Strengths of this study include its design, utilizing a partially blinded, four condition, crossover design including a BRJ supplement, a placebo supplement with negligible NO3 − content, a NaNO3 solution matched for BRJ NO3 − content, and a no treatment control. Many previous investigations have speculated other bioactive compounds within BRJ may act synergistically with NO3 −. By including a NO3 − matched NaNO3 treatment in our study, we were able to examine potentially mechanistic differences in response between BRJ, PLA, and NaNO3 with our results indeed suggesting the presence of a synergistic effect from BRJ. Weaknesses in our study include the inability to blind participants to treatment (NaNO3 treatment and CON), a small sample size, and racial homogeneity, making it difficult to generalize our findings. However, only 2 of our 16 participants failed to significantly improve their TTE when supplemented with BRJ compared to CON.

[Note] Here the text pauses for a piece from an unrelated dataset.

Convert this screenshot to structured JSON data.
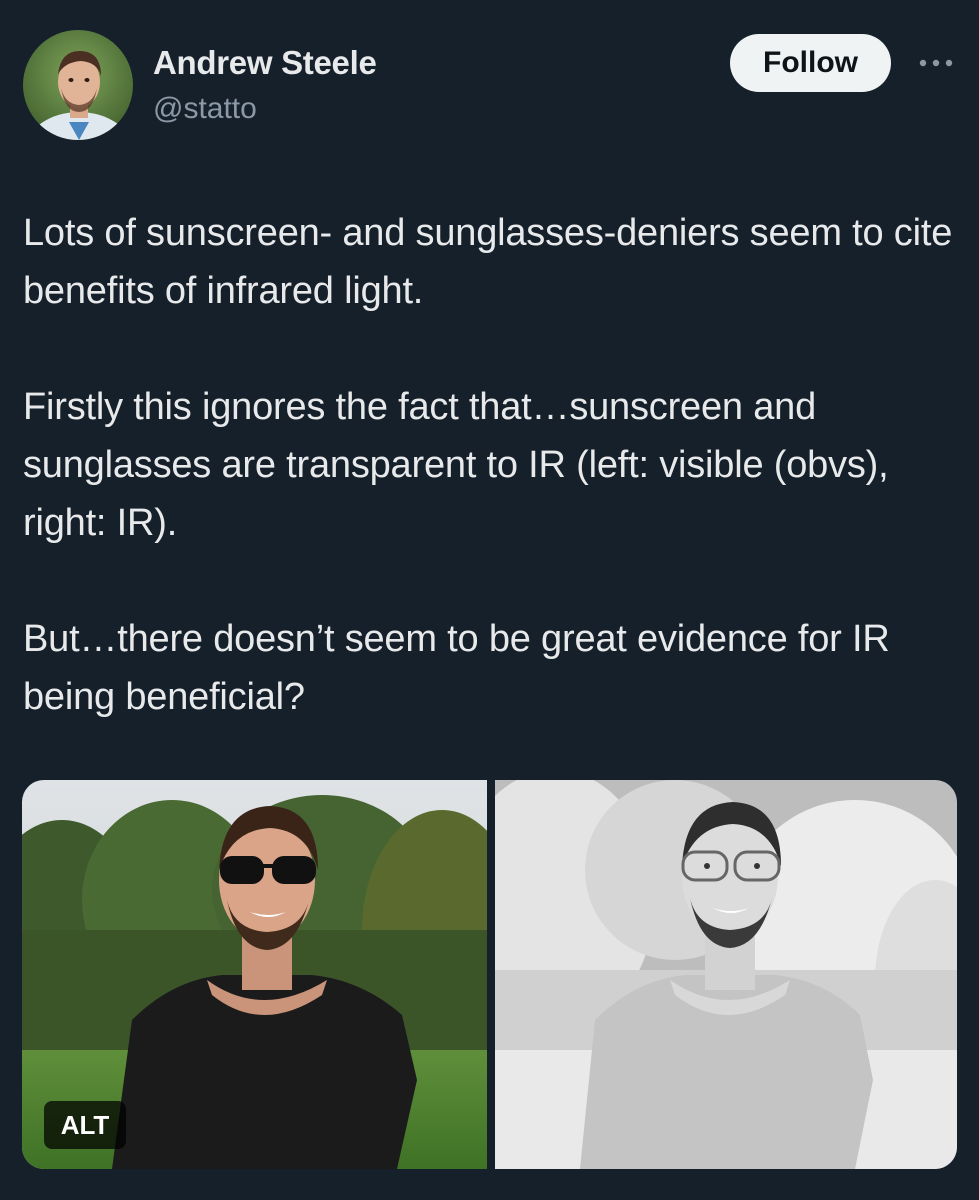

In conclusion, in individuals with obesity, acute supplementation with inorganic dietary nitrate‐rich BRJ, significantly increased [NO3 −] and [NO2 −] measured in both saliva and plasma. Additionally, VO2 during submaximal exercise was decreased by ~7%, and perhaps most notable was a ~22% improvement in time to exhaustion observed in the BRJ condition over control. These results taken together suggest that acute supplementation with BRJ is an effective strategy for improving exercise tolerance and efficiency in individuals with obesity. With reduced participation in physical exercise being hallmark of those with obesity, perhaps in part due to insufficient or impaired NO bioavailability, regular supplementation with BRJ may improve NO status and in turn improve exercise‐related outcomes in individuals with obesity. Regular physical exercise has been implicated in the long‐term success of weight loss maintenance. Thus, identifying novel strategies to improve exercise participation among individuals with obesity is of critical importance. Outcomes from this study suggest that BRJ, may be an easily obtained, cost‐effective nutraceutical to assist easing the burden of exercise and perhaps improve participation in and adherence to exercise.

CONFLICT OF INTEREST

The authors have no conflict of interest.

AUTHOR CONTRIBUTION

GF, CB, RP, KR, BL, and KA performed the experiments, GF, CB, KA, KR, and JF analyzed data and interpreted results of experiments. CB drafted manuscript. GF, RP, and JF edited and revised manuscript. GF, CB, and RP conceptualized and designed the experiments. All authors approved final version of manuscript.

ETHICAL STATEMENT

The protocol for this study was reviewed and approved by the institutional review board at the University of Alabama at Birmingham. Informed consent was obtained from all study participants.